Create a free profile to get unlimited access to exclusive videos, sweepstakes, and more!
Hannibal Lecter is, perhaps, the world’s most famous cannibal, fictional as he may be. His ability to charm his victims while pairing bits of their bodies with the perfect glass of wine captured the imagination of audiences in Silence of the Lambs and its prequel Red Dragon. There’s something about the notion of eating another person which causes a primal revulsion we can’t help but be fascinated with. It feels as though it’s the ultimate insult to an unspoken biological contract members of a species have with one another. It turns out, however, that couldn’t be further from the truth.
In nature, cannibalism is nearly as ubiquitous as life itself. Not every animal does it, but it happens more often than you might realize. Jay Rosenheim and Sebastian Schreiber, both scientists at the University of California, Davis, investigated cannibalism in the insect geocoris, commonly known as the big-eyed bug. Their findings, published in the journal Ecology, suggest that cannibalism emerges anytime the population becomes too dense, even if there are plenty of resources to go around.
“Almost all organisms we regard as predators will become cannibalistic when conditions get grim enough. Even organisms we don’t think of as predators, there are a lot of herbivorous organisms that will also become cannibalistic. It’s quite widespread, ranging from single-celled protozoans all the way up to whales and basically everything in between,” Rosenheim told SYFY WIRE.
Rosenheim’s interest in big-eyed bugs came to a head while he was working with cotton farmers in California. Early in the growing season, when plants are just sprouting, they’re often colonized by spider mites. The mites feed on the plants and reduce their ability to photosynthate. When things get severe enough, they lose their foliage which is a problem for farmers. Luckily, nature likes to maintain equilibrium and where there are spider mites, there are big-eyed bugs.
“As long as farmers minimize the use of broad-spectrum insecticides, they retain this community of effective predatory bugs of which big-eyed bugs are one. The big-eyed bugs do an amazing job of suppressing spider mite populations. They lay eggs in the spider mite colonies, those hatch, and the immature stage of the big-eyed bugs just obliterate the spider mites,” Rosenheim said.
The trouble begins later in the season when the spider mites return. Observations in the field revealed that during this second stage, big-eyed bugs were not as effective at keeping the mite population in check. Things got weird when scientists realized there were plenty of big-eyed bug eggs around, but they didn’t see the corresponding population boom they expected.
Rosenheim enlisted the help of PhD student named Ya-Hua Law, who considered a host of possible explanations including secondary parasites, and found that the trouble was coming from inside the house.
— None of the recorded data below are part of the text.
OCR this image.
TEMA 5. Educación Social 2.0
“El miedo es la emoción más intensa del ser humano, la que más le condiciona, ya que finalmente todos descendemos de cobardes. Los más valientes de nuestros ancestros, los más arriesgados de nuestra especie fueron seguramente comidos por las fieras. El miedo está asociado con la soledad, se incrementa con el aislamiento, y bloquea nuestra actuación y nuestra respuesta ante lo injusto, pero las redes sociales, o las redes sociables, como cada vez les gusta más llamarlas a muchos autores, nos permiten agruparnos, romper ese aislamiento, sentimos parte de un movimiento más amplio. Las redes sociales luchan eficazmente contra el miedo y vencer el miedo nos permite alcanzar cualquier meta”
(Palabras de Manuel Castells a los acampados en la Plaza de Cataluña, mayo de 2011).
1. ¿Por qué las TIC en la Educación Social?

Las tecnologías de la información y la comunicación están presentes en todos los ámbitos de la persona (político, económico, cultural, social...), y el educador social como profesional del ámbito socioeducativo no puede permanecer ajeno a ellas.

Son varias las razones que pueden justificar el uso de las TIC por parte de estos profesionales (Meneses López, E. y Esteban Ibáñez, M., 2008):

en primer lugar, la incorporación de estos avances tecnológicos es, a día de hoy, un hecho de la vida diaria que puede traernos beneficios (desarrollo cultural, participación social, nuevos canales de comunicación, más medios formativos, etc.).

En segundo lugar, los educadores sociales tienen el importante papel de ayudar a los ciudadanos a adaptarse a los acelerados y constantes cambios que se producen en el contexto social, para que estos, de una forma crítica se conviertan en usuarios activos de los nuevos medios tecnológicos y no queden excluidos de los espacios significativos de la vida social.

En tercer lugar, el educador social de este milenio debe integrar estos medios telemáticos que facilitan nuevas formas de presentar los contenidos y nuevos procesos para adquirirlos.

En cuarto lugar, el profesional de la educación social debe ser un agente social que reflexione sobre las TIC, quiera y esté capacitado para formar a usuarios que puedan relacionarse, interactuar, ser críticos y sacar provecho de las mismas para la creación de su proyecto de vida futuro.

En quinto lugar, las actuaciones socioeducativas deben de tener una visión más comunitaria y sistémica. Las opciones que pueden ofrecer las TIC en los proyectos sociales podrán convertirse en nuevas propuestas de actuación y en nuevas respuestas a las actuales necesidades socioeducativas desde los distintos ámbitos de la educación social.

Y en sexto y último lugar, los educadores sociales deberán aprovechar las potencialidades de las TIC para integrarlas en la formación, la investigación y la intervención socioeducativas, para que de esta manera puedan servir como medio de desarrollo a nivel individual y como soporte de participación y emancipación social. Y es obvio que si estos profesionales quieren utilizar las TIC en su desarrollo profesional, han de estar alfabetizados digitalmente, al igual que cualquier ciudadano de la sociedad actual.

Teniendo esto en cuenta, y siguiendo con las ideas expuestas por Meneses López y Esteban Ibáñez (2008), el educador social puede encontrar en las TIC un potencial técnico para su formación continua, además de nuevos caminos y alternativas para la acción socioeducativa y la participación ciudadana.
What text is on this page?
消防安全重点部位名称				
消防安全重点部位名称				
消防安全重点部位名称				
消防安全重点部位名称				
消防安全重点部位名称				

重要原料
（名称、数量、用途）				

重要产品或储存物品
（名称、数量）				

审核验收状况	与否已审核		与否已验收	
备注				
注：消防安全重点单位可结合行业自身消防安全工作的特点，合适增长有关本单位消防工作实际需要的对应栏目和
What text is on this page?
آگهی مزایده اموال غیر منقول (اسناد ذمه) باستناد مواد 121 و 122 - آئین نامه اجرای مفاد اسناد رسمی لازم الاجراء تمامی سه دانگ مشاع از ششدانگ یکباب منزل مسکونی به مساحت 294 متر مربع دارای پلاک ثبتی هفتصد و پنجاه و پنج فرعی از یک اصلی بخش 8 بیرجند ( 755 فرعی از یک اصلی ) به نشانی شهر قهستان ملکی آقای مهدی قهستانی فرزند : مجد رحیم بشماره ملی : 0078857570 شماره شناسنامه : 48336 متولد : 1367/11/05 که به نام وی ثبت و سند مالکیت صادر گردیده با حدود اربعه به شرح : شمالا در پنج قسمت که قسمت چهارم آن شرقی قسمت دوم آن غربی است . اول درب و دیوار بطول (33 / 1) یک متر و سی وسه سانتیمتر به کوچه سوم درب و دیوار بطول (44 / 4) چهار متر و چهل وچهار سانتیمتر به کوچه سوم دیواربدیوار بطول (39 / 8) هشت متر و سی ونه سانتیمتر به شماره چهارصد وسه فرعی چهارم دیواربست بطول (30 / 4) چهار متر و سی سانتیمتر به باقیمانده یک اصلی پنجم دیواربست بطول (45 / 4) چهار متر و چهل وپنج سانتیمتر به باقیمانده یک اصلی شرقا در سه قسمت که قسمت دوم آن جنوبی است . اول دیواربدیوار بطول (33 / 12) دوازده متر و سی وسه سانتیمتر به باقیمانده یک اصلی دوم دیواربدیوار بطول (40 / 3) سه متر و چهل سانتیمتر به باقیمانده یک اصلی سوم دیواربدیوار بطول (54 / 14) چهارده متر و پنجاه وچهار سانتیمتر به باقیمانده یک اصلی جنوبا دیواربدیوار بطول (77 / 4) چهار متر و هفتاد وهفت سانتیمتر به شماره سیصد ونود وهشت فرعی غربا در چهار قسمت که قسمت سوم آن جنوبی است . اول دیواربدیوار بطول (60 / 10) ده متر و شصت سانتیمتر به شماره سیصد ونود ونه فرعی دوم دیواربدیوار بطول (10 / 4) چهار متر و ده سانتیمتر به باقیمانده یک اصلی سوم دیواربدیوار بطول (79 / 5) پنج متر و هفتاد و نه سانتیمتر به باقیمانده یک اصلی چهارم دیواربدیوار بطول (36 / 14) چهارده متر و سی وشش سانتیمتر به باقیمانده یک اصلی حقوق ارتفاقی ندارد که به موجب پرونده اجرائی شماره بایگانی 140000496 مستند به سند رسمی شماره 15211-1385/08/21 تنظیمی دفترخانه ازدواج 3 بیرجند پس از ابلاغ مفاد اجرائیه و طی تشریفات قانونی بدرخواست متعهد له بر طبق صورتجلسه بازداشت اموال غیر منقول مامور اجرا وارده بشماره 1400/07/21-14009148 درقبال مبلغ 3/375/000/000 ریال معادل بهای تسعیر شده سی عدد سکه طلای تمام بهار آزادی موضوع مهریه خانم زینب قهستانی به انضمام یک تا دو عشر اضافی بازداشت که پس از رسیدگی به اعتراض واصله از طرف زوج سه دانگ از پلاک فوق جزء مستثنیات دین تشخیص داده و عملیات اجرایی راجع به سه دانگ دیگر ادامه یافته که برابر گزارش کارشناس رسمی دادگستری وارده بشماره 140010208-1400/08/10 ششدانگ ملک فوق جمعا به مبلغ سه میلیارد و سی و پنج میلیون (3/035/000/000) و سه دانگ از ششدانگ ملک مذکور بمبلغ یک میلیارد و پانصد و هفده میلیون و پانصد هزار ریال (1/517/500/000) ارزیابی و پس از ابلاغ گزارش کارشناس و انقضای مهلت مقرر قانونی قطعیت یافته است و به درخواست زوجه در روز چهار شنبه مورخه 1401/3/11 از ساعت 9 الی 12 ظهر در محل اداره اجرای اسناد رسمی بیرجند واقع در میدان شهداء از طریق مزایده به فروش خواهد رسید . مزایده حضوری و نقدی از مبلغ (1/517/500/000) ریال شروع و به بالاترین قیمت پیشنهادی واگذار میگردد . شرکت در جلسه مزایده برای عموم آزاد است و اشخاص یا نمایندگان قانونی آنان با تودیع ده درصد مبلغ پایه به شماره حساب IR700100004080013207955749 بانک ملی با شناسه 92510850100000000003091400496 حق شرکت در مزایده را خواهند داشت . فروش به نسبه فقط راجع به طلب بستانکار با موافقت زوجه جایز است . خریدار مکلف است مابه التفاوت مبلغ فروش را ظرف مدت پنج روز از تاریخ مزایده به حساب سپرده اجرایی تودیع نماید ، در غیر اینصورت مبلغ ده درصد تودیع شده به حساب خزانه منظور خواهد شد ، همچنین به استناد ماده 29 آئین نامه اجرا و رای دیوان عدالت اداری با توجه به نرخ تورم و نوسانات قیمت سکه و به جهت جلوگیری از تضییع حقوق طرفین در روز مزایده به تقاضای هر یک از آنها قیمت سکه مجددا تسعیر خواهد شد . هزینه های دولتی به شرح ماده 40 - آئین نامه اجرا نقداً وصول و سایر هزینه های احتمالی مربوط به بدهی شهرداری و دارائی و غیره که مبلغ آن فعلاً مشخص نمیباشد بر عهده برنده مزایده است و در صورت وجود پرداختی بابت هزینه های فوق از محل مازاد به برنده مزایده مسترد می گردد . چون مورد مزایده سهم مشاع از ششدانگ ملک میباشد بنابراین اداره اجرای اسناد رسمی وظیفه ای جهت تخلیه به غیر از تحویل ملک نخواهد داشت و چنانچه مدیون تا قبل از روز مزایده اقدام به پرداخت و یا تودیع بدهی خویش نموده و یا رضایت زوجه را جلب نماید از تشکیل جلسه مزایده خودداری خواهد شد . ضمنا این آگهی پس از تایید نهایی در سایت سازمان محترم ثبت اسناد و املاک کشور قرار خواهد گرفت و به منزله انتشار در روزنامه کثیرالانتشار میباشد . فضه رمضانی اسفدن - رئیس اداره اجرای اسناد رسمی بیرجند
“These bugs became highly cannibalistic once their population built up. It was a density-related phenomenon, a switch was thrown, and they became cannibalistic. That put a pretty rigid ceiling on their population size. No matter how much food was available, their population wouldn’t grow beyond a certain point because they were eating each other,” Rosenheim said.
The apparent trigger was the bug’s own perception of how many other members of their species were around them. In laboratory experiments, they placed an individual adult female in an enclosure with plenty of food and some eggs. As long as no one else was around, they’d eat the other food, and all was well. But if another adult female was within view, they’d chow down on their own eggs. The working hypothesis is that adult big-eyed bugs can’t tell the difference between their own eggs and the eggs of a competitor. When they’re alone, they assume any eggs they encounter are their own but when someone else is around, they assume they’re a competitor’s eggs and gobble them up.
“It’s not tightly shaped by the consequences of the population of the whole, it’s really about the success or failure of the individual. You could think of the individual benefits, they knock off another member of the species who is likely a competitor, it provides the cannibal with a meal, and you’re also potentially shielding your offspring from cannibalism that individual might impose. All of those things are beneficial for the cannibal even if the consequences for the population size are bad,” Rosenheim said.
It's unclear if the laboratory results directly translate to the real world, but informal observations suggest that they might. One pair of big-eyed bugs, a mated male and female, generally maintain a single plant as their own personal domain. Their view of the world is limited to that plant and encountering an interloper might suggest to them that the population is growing too dense and trigger cannibalistic behavior.
What’s more, Rosenheim suggested a neurohormonal link driving the whole affair. The same hormones which control normal hunger responses and foraging behavior also tend to make animals more aggressive and pipeline them into cannibalism. Startlingly, that hormone response appears to be fairly ancestral and present in invertebrates and vertebrates alike. There might be something hardwired in our physiology which pushes us toward eating our own when the going gets rough.
That said, if population density were enough to turn us into ravenous people eaters, you might have expected it to happen already. Still, it’s enough to make you want to stay home with the shades drawn, lest an enterprising neighbor get the wrong idea.